A borrower may be awarded reasonable attorney’s fees and costs.
12. Written Notice of Postponement of Sale (Civil Code §2924(a)(5))
A mortgage servicer is required to notify a borrower in writing within 5 business days following the postponement of a foreclosure sale, whenever the sale is postponed for at least 10 business days.
Different rules go into effect in 2018 and are not posted here because they are 5 years hence. If you would like a seminar on these new laws please forward your name, address, phone and e mail. If enough are interested I will conduct one at our office conference room which will hold 40. If you would like your organization to have me as a speaker to discuss the new law contact Herman Thorsen, Attorney at Law at 888-667-8529. There is no charge for my being the guest speaker. If it is outside the 5 Southern California Counties the organization will have to pay for actual travel expensive such as airfare, car and parking.
by thorlaw February 24, 2013 4:27 AM
"...so that borrowers have greater protection from wrongful foreclosures..."
I would love to see a detailed accounting of exactly how many "wrongful foreclosures" there have been, and what percentage of the total they represent.
by MichiganTed February 24, 2013 4:15 PM
and the consumer will ultimately pay for all this in higher rates and fees, as our opportunistic government "public servants" extort their g-fees/tax from the secondary market spreads that will never expire
in the end who loses? the consumer
and they don't even know it...the veil of protection is an illusion
by Dr. Branker February 25, 2013 11:37 AM
All pure bullshit and an enormous waste of time and tax oney. The lendersd are BYPASSING regular non judicial FC and going straight to judicial in states allowing it. In Oragun, very few non judicials are even filed. Its creating a large backlog of judicial proceedings. Our state atty general made a similar set of laws and the lenders all said screw you and filed judicial.

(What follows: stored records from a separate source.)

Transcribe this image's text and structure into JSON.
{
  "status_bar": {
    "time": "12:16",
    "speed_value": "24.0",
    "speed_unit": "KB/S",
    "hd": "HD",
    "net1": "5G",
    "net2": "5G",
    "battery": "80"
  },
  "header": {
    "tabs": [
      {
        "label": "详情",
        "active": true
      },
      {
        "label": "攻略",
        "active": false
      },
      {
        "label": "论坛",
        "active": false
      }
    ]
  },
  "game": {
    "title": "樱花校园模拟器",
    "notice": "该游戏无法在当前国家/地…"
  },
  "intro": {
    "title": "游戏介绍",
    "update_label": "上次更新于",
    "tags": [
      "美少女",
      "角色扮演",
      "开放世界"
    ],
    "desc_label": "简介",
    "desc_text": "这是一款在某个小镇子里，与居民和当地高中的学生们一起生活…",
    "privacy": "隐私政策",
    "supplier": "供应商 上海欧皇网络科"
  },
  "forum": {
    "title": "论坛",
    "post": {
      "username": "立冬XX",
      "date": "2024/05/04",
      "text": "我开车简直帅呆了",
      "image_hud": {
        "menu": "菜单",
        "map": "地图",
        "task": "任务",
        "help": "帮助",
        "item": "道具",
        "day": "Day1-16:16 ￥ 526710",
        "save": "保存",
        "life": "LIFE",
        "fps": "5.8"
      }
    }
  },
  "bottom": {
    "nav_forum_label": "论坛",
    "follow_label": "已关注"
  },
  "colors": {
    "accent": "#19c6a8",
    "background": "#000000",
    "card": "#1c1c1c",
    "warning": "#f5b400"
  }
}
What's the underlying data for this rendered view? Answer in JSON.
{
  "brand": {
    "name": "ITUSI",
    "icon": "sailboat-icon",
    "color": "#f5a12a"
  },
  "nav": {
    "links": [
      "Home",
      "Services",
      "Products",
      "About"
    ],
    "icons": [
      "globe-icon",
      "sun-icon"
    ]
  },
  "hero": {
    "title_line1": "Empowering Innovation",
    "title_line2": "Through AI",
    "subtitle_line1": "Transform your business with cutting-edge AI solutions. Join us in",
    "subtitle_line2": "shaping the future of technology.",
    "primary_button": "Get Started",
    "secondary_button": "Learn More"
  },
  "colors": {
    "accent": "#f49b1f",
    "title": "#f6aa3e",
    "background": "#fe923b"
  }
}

Most of the lenders using MERS filed their TRANSFERS AFTER they started the foreclosure process---which means they didnt even have the right to start the process. Most borrowers who only wnated small breaks such as one or two months deferred payments were told they had to be 2 payments in default to apply for modification and those months late started a downhill credit slide from which the borrowers couldnt overcome. ALL BACKED BY OUR GOVERNMENT that doesnt want the banks to fail.